The last time she was this excited, she had just found out canons were completely customizable.

The applause shook her out of her anticipatory triumph. Why were they all clapping? There was nothing worth applauding. There were no flips, no triple tucks, no somersaulting through a flaming hoop. All those kids did was stand there and sing. It was the tendency to reward mediocrity like this that made people like William Schuester think he was actually accomplishing something. And that thinking had lasted for far too long. It was time for someone to take a stand and say "No! That sucks! You suck! And everyone who took part in it deserves to be put to death."

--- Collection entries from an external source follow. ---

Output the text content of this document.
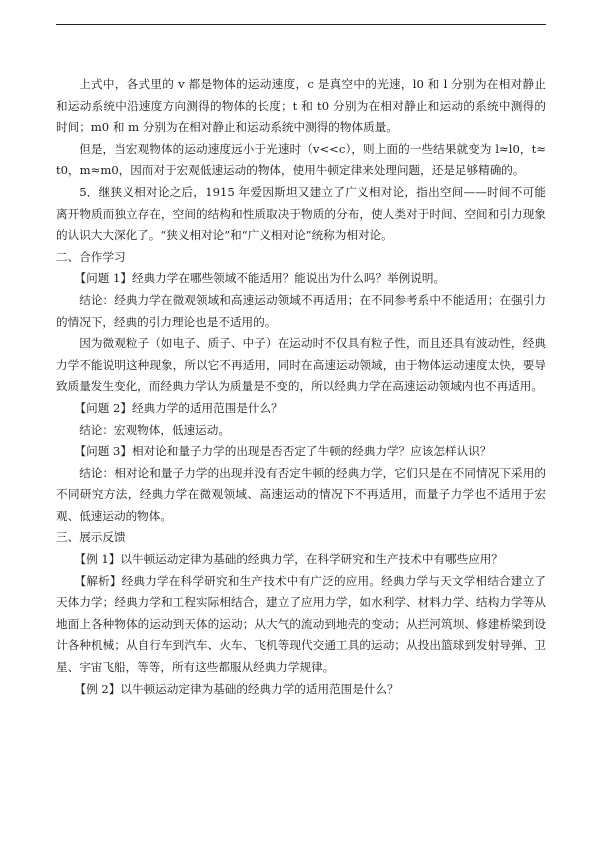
上式中，各式里的 v 都是物体的运动速度，c 是真空中的光速，l0 和 l 分别为在相对静止和运动系统中沿速度方向测得的物体的长度；t 和 t0 分别为在相对静止和运动的系统中测得的时间；m0 和 m 分别为在相对静止和运动系统中测得的物体质量。

但是，当宏观物体的运动速度远小于光速时（v<<c），则上面的一些结果就变为 l≈l0，t≈t0，m≈m0，因而对于宏观低速运动的物体，使用牛顿定律来处理问题，还是足够精确的。

5．继狭义相对论之后，1915 年爱因斯坦又建立了广义相对论，指出空间——时间不可能离开物质而独立存在，空间的结构和性质取决于物质的分布，使人类对于时间、空间和引力现象的认识大大深化了。“狭义相对论”和“广义相对论”统称为相对论。

二、合作学习

【问题 1】经典力学在哪些领域不能适用？能说出为什么吗？举例说明。

结论：经典力学在微观领域和高速运动领域不再适用；在不同参考系中不能适用；在强引力的情况下，经典的引力理论也是不适用的。

因为微观粒子（如电子、质子、中子）在运动时不仅具有粒子性，而且还具有波动性，经典力学不能说明这种现象，所以它不再适用，同时在高速运动领域，由于物体运动速度太快，要导致质量发生变化，而经典力学认为质量是不变的，所以经典力学在高速运动领域内也不再适用。

【问题 2】经典力学的适用范围是什么？

结论：宏观物体，低速运动。

【问题 3】相对论和量子力学的出现是否否定了牛顿的经典力学？应该怎样认识？

结论：相对论和量子力学的出现并没有否定牛顿的经典力学，它们只是在不同情况下采用的不同研究方法，经典力学在微观领域、高速运动的情况下不再适用，而量子力学也不适用于宏观、低速运动的物体。

三、展示反馈

【例 1】以牛顿运动定律为基础的经典力学，在科学研究和生产技术中有哪些应用？

【解析】经典力学在科学研究和生产技术中有广泛的应用。经典力学与天文学相结合建立了天体力学；经典力学和工程实际相结合，建立了应用力学，如水利学、材料力学、结构力学等从地面上各种物体的运动到天体的运动；从大气的流动到地壳的变动；从拦河筑坝、修建桥梁到设计各种机械；从自行车到汽车、火车、飞机等现代交通工具的运动；从投出篮球到发射导弹、卫星、宇宙飞船，等等，所有这些都服从经典力学规律。

【例 2】以牛顿运动定律为基础的经典力学的适用范围是什么？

Per usual, it was up to her. Again.

As the emcee, the local boozehound D-list actor the organizers had sprung from rehab that morning because clearly no one worth any actual attention would host a national show-choir championship, practically staggered back on the stage, Sue glanced down at her program. The slow, superior smile that always came when she knew her Cheerios were the best team on the field crept up her face. In mere seconds, the fruits of her year-long plan were finally ripe for the picking.

"Ladies and gentlemen….from Lima, Ohio…please welcome the McKinley High New Directions." Boozey McGee tilted his head and blinked a little. "New Directions… that sounds a lot like…"

The band kicked up even louder to cover up what every 8th grader had figured out years before glee club was even a piece of crud in William's eye. Sue settled back into her chair, resting her chin on the points of her fingers. Now it was time to enjoy the show.